In this case, the petitioner argues that the government has controlling interest in the MECO because it is the
President of the Philippines that indirectly appoints the directors of the corporation. The petitioner claims that
the President appoints directors of the MECO thru "desire letters" addressed to the corporation’s board. As
evidence, the petitioner cites the assumption of one Mr. Antonio Basilio as chairman of the board of directors
of the MECO in 2001, which was allegedly accomplished when former President Macapagal-Arroyo, through
a memorandum dated 20 February 2001, expressed her "desire" to the board of directors of the MECO for the
election of Mr. Basilio as chairman.

The MECO, however, counters that the "desire letters" that the President transmits are merely
recommendatory and not binding on it. The MECO maintains that, as a corporation organized under the
Corporation Code, matters relating to the election of its directors and officers, as well as its membership, are
ultimately governed by the appropriate provisions of the said code, its articles of incorporation and its by-
laws.

The fact of the incorporation of the MECO under the Corporation Code is key. The MECO was correct in
postulating that, as a corporation organized under the Corporation Code, it is governed by the appropriate
provisions of the said code, its articles of incorporation and its by-laws. In this case, it is the by-laws109 of
the MECO that stipulates that its directors are elected by its members; its officers are elected by its directors;
and its members, other than the original incorporators, are admitted by way of a unanimous board resolution.

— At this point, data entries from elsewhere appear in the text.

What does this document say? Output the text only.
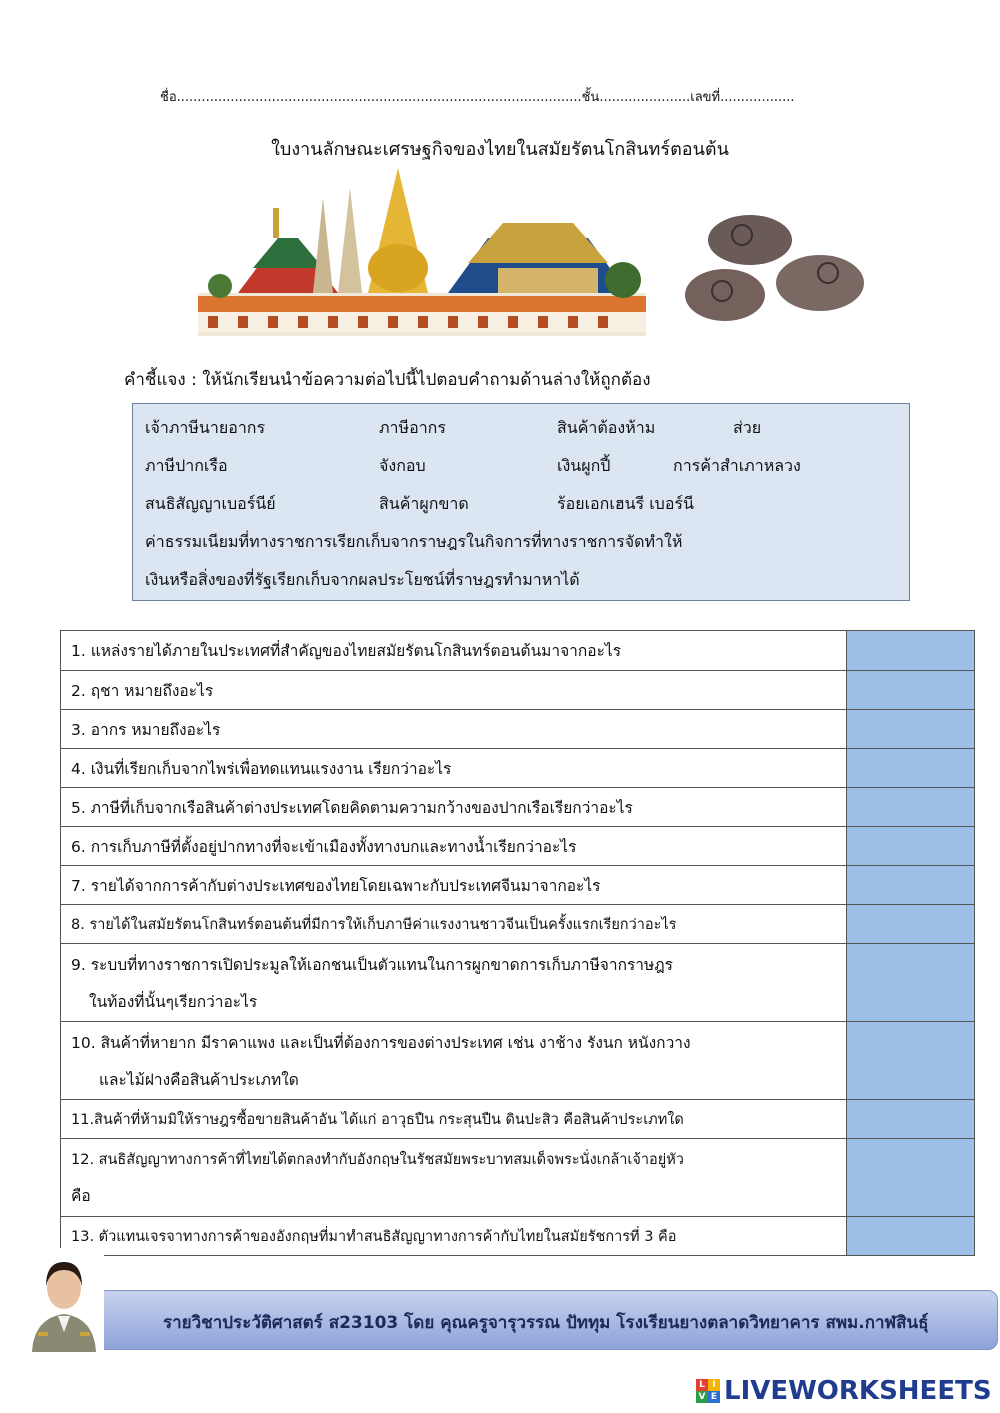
ชื่อ..................................................................................................ชั้น......................เลขที่..................
ใบงานลักษณะเศรษฐกิจของไทยในสมัยรัตนโกสินทร์ตอนต้น
คำชี้แจง : ให้นักเรียนนำข้อความต่อไปนี้ไปตอบคำถามด้านล่างให้ถูกต้อง
เจ้าภาษีนายอากร	ภาษีอากร	สินค้าต้องห้าม	ส่วย
ภาษีปากเรือ	จังกอบ	เงินผูกปี้	การค้าสำเภาหลวง
สนธิสัญญาเบอร์นีย์	สินค้าผูกขาด	ร้อยเอกเฮนรี เบอร์นี
ค่าธรรมเนียมที่ทางราชการเรียกเก็บจากราษฎรในกิจการที่ทางราชการจัดทำให้
เงินหรือสิ่งของที่รัฐเรียกเก็บจากผลประโยชน์ที่ราษฎรทำมาหาได้
1. แหล่งรายได้ภายในประเทศที่สำคัญของไทยสมัยรัตนโกสินทร์ตอนต้นมาจากอะไร	
2. ฤชา หมายถึงอะไร	
3. อากร หมายถึงอะไร	
4. เงินที่เรียกเก็บจากไพร่เพื่อทดแทนแรงงาน เรียกว่าอะไร	
5. ภาษีที่เก็บจากเรือสินค้าต่างประเทศโดยคิดตามความกว้างของปากเรือเรียกว่าอะไร	
6. การเก็บภาษีที่ตั้งอยู่ปากทางที่จะเข้าเมืองทั้งทางบกและทางน้ำเรียกว่าอะไร	
7. รายได้จากการค้ากับต่างประเทศของไทยโดยเฉพาะกับประเทศจีนมาจากอะไร	
8. รายได้ในสมัยรัตนโกสินทร์ตอนต้นที่มีการให้เก็บภาษีค่าแรงงานชาวจีนเป็นครั้งแรกเรียกว่าอะไร	

9. ระบบที่ทางราชการเปิดประมูลให้เอกชนเป็นตัวแทนในการผูกขาดการเก็บภาษีจากราษฎร
ในท้องที่นั้นๆเรียกว่าอะไร	

10. สินค้าที่หายาก มีราคาแพง และเป็นที่ต้องการของต่างประเทศ เช่น งาช้าง รังนก หนังกวาง
และไม้ฝางคือสินค้าประเภทใด	

11.สินค้าที่ห้ามมิให้ราษฎรซื้อขายสินค้าอัน ได้แก่ อาวุธปืน กระสุนปืน ดินปะสิว คือสินค้าประเภทใด	

12. สนธิสัญญาทางการค้าที่ไทยได้ตกลงทำกับอังกฤษในรัชสมัยพระบาทสมเด็จพระนั่งเกล้าเจ้าอยู่หัว
คือ	

13. ตัวแทนเจรจาทางการค้าของอังกฤษที่มาทำสนธิสัญญาทางการค้ากับไทยในสมัยรัชการที่ 3 คือ	
รายวิชาประวัติศาสตร์ ส23103 โดย คุณครูจารุวรรณ ปัททุม โรงเรียนยางตลาดวิทยาคาร สพม.กาฬสินธุ์
L I
V E LIVEWORKSHEETS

2. The Accounts of the MECO Pertaining to the Verification Fees and Consular Fees May Be Audited
by the COA.

First. The MECO receives the "verification fees" by reason of being the collection agent of the DOLE—a
government agency. Out of its collections, the MECO is required, by agreement, to remit a portion thereof to
the DOLE. Hence, the MECO is accountable to the government for its collections of such "verification fees"
and, for that purpose, may be audited by the COA.

Second. Like the "verification fees," the "consular fees" are also received by the MECO through the
government, having been derived from the exercise of consular functions entrusted to the MECO by the
government. Hence, the MECO remains accountable to the government for its collections of "consular fees"
and, for that purpose, may be audited by the COA.

In sum, the MECO is not a GOCC or government instrumentality. It is a sui generis private entity especially
entrusted by the government with the facilitation of unofficial relations with the people in Taiwan without
jeopardizing the country’s faithful commitment to the One China policy of the PROC. However, despite its
non-governmental character, the MECO handles government funds in the form of the "verification fees" it
collects on behalf of the DOLE and the "consular fees" it collects under Section 2(6) of EO No. 15, s. 2001.
Hence, under existing laws, the accounts of the MECO pertaining to its collection of such "verification fees"
and "consular fees" should be audited by the COA.

VIII. DISPOSITIVE PORTION

WHEREFORE, premises considered, the petition is PARTIALLY GRANTED. The Manila Economic and
Cultural Office is hereby declared a non-governmental entity. However, the accounts of the Manila Economic
and Cultural Office pertaining to: the verification fees contemplated by Section 7 of Executive Order No. 1022
issued 1 May 1985, that the former collects on behalf of the Department of Labor and Employment, and the
fees it was authorized to collect under Section 2(6) of Executive Order No. 15 issued 16 May 2001, are subject
to the audit jurisdiction of the COA.